Approaching the total darkness, 2020
During Berlin's first lockdown of the coronavirus pandemic, when officials were urging citizens not to stray far from home and to limit their contact with others, I went on long walks in Hasenheide, a large park close to my apartment. There I began to notice odd assemblages of branches that, upon closer inspection, were clearly the product of human hands. Some resembled roughly hewn shelters, others were merely clusters of similarly sized branches. Looking for these barely perceptible assemblages became a game as well as a balm in a time marked by boredom and social isolation. As evidence—tangible traces—of the existence of others, they were a comfort. And yet they were also deeply mysterious.

I eventually found a total of twelve such assemblages strewn across Hasenheide's forty-seven hectares.

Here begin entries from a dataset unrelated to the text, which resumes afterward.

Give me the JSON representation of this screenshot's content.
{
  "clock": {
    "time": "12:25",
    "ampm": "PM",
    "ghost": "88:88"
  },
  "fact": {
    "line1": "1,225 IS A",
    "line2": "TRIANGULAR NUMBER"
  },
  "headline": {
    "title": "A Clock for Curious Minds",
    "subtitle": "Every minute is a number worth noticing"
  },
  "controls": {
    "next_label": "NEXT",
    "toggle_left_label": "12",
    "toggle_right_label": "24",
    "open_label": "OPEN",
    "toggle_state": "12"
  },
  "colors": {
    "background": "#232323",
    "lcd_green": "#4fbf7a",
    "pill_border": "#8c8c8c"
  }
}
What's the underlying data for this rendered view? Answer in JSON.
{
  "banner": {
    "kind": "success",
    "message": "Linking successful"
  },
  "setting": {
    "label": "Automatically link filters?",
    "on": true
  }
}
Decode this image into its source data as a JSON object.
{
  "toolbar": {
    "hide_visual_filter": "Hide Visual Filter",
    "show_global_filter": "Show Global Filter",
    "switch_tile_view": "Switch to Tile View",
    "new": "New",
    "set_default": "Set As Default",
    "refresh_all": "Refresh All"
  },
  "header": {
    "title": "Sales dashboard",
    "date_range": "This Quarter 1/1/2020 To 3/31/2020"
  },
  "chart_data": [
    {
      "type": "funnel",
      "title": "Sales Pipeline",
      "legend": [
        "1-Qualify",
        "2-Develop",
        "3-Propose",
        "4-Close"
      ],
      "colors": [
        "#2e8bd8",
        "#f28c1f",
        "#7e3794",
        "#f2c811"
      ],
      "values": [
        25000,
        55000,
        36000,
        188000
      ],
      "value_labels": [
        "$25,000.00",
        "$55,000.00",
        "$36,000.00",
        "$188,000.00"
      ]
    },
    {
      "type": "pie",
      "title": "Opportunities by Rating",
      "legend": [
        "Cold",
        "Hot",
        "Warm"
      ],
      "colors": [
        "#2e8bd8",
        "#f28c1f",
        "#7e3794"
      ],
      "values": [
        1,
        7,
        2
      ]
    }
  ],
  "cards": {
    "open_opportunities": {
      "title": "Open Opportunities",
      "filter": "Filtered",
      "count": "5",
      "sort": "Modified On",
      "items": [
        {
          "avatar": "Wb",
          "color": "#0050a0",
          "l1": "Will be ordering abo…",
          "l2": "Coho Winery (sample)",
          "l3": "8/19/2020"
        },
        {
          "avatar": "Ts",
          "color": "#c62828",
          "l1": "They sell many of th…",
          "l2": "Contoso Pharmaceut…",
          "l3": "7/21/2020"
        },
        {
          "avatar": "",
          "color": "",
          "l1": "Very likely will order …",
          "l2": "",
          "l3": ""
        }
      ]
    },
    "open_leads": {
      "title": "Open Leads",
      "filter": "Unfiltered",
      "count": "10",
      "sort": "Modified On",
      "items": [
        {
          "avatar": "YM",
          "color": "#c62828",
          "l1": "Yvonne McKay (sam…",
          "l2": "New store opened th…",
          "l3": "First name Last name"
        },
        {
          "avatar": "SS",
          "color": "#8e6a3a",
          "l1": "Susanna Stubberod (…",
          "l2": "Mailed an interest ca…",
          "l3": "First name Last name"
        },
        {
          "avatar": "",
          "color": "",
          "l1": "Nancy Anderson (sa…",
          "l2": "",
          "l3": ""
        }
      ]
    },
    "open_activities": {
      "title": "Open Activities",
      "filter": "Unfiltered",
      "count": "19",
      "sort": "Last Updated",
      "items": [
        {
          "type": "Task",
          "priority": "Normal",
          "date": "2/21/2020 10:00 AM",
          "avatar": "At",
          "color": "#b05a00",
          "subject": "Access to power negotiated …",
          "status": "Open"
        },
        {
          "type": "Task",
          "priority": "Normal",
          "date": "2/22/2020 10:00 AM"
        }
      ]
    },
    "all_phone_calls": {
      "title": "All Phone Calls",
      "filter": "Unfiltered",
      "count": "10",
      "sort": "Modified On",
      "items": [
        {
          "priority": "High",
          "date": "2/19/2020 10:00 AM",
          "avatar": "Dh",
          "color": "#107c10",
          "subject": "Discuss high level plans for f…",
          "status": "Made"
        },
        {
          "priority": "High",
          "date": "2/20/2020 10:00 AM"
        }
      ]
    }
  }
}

Six appeared to have been completed, three were abandoned mid-construction, and three had been destroyed or had simply collapsed.

I never encountered their makers, so I do not know who made them, or what would impel someone to build such temporary and endearingly flimsy structures. Perhaps they were created innocently, with great care and little thought in the course of play. Perhaps they were symptoms of a darker and more nebulous human impulse to establish control over nature by intervening in it. Or perhaps they were manifestations of a desire for order and safety in the throes of a dystopian moment, when there was briefly a collective feeling that we might be approaching total darkness.